All these take place as youths in general have difficulty getting a job in Malaysia, with Ong highlighting statistics that showed the unemployment rate in 2015 among youths in the age group of 20 to 24 to be 9.3 per cent, which is three times the average unemployment rate of 3.5 per cent the same year.

This same age group accounted for the largest portion of unemployed Malaysians in 2015 at 42.06 per cent, while those aged 25 to 29 was the second highest that year at 20.36 per cent.

While the youth unemployment rate in Malaysia is relatively lower than other countries, Ong said policymakers should take note as it would have a negative impact on the country’s economic structure and skills development in the long run.

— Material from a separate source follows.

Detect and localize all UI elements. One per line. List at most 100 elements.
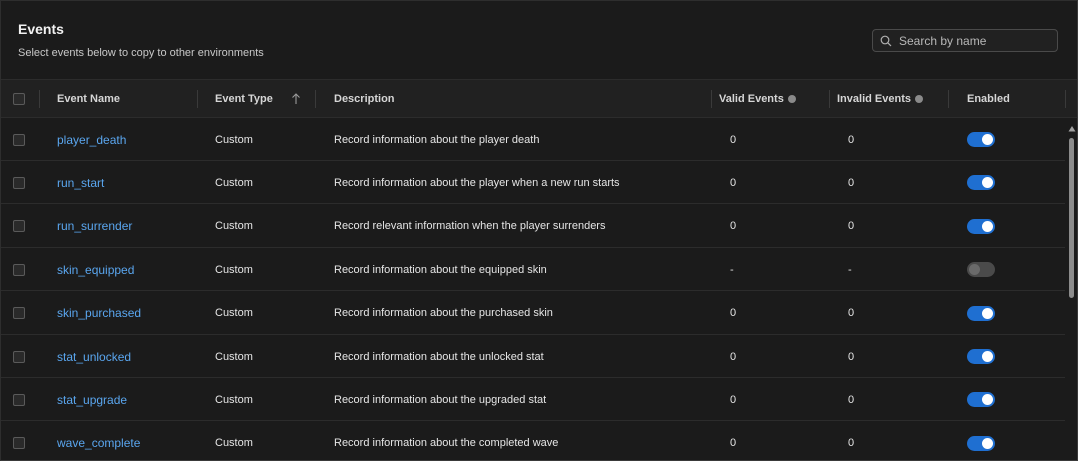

“The rising number of youths facing joblessness is opportunity cost and ‘wage scars’, in terms of lower pay and reduced life chances in their future work path, since the longer you are unemployed in the formal sector, the worse it looks on your CV,” he said.

The findings on the problem of youth and graduate unemployment ties in with the report’s findings that 2.2 million new jobs have been generated between 2011 and 2015.

The report said the data means Malaysia has already achieved two-thirds of its goal under the government’s Economic Transformation Programme (ETP) to have 3.3 million jobs by 2020, but noted that high-skilled jobs fell from 26 per cent in 2011 to 25 per cent in 2015, while low-skilled jobs grew from 12 per cent to 14 per cent in the same period.

The report titled “Malaysia’s Labour Market and Job Creation under the Economic Transformation Programme (2011-2015)” was prepared by Lim Ping Jun.

The full report is expected to be released next week on Penang Institute’s website.

* Editor’s note: This story has been updated to correct an earlier version that misstated the number of graduates working in the informal sector.